BAFORDOS
Na perspectiva da estética canora, bafordo deve ser a palavra mais feia que conheço na língua portuguesa e, contudo, foi num bafordo no Vale do Vez que se alinhavou a independência de Portugal. Só por isso, já deveríamos ter enfeitado a palavra. Mas não o fizemos e agora já está muita água corrida por baixo das pontes para que a possamos mandar de volta para trás.
E o que era um bafordo? Era um torneio - medieval, claro - no qual os cavaleiros escolhidos se digladiavam bilateralmente em substituição dos respectivos exércitos e em que os clérigos nomeados por cada uma das partes certificavam a decisão divina dos resultados alcançados.
Historicamente, o bafordo do Vale do Vez substituiu uma batalha em que haveriam de pelejar diminutas forças portuguesas contra muito maiores forças leonesas e castelhanas.
O episódio teve lugar no início de 1140, na chamada "Veiga da Matança", junto ao rio Vez (tributário do rio Lima), quando D. Afonso Henriques, após a vitória na batalha de Ourique (1139), rompeu a paz de Tui (1137) e invadiu a Galiza. Em resposta, as forças de Afonso VII de Leão e Castela entraram em terras portuguesas arrasando tudo à sua passagem, descendo as montanhas do Soajo em direção ao vale do Vez.
Para evitar a batalha campal, foram selecionados os melhores cavaleiros de ambos os lados para lutarem, dois a dois, num bafordo, conforme uso na Idade Média. A sorte das armas pendeu para o lado português, tendo os cavaleiros leoneses e castelhanos ficado detidos, conforme o código da cavalaria medieval.
Certificada a decisão divina que dava a vitória à parte portuguesa, foi mais fácil a D. Afonso Henriques desenhar o cenário político que conduziu à plena independência de Portugal.

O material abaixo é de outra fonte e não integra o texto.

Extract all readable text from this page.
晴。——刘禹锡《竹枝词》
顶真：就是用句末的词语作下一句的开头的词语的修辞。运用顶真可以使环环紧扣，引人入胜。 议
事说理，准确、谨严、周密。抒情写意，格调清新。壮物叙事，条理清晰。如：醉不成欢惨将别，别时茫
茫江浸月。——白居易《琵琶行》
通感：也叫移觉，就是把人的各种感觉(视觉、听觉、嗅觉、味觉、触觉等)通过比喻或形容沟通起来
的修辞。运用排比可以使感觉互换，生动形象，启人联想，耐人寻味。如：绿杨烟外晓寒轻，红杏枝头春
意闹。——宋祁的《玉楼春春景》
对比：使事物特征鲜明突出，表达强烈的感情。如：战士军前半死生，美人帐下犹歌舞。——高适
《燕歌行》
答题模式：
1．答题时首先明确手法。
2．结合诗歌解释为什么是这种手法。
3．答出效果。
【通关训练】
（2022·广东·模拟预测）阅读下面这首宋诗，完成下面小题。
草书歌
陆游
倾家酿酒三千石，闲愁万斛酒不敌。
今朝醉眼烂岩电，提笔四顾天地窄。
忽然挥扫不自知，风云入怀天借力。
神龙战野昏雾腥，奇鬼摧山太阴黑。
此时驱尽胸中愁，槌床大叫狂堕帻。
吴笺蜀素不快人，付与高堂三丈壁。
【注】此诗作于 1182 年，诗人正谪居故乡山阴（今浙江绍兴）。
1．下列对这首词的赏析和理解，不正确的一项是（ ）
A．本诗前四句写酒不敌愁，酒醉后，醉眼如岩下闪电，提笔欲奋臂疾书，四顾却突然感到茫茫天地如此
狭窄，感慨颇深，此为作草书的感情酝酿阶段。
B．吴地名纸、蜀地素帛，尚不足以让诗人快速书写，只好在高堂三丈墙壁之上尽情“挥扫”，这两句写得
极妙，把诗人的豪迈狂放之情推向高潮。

Nos bafordos modernos cada Nação selecciona onze milionários a quem mandam correr a trás duma bola. A independência política das Nações não periga mas a alienação leva os seguidores a enormes sofrimentos e a euforias desmedidas. A diferença maior consiste no facto de às testemunhas não ser reconhecida capacidade mediúnica e, para além disso, aos coros se dar hoje o nome de claques.
Mas se até aqui, nada de muito especial há a assinalar, devemos perguntar por que razão as moles humanas se alienam por completo na cegueira por que se deixam possuir na defesa da parte que preferem. E é precisamente essa obstipação mental que tenho por alucinante e criticável.
O desprezo que nutro pela alienação a que as massas populares são conduzidas por este tipo de eventos só me leva a chamar-lhes bafordos pois não conheço no léxico português palavra mais feia.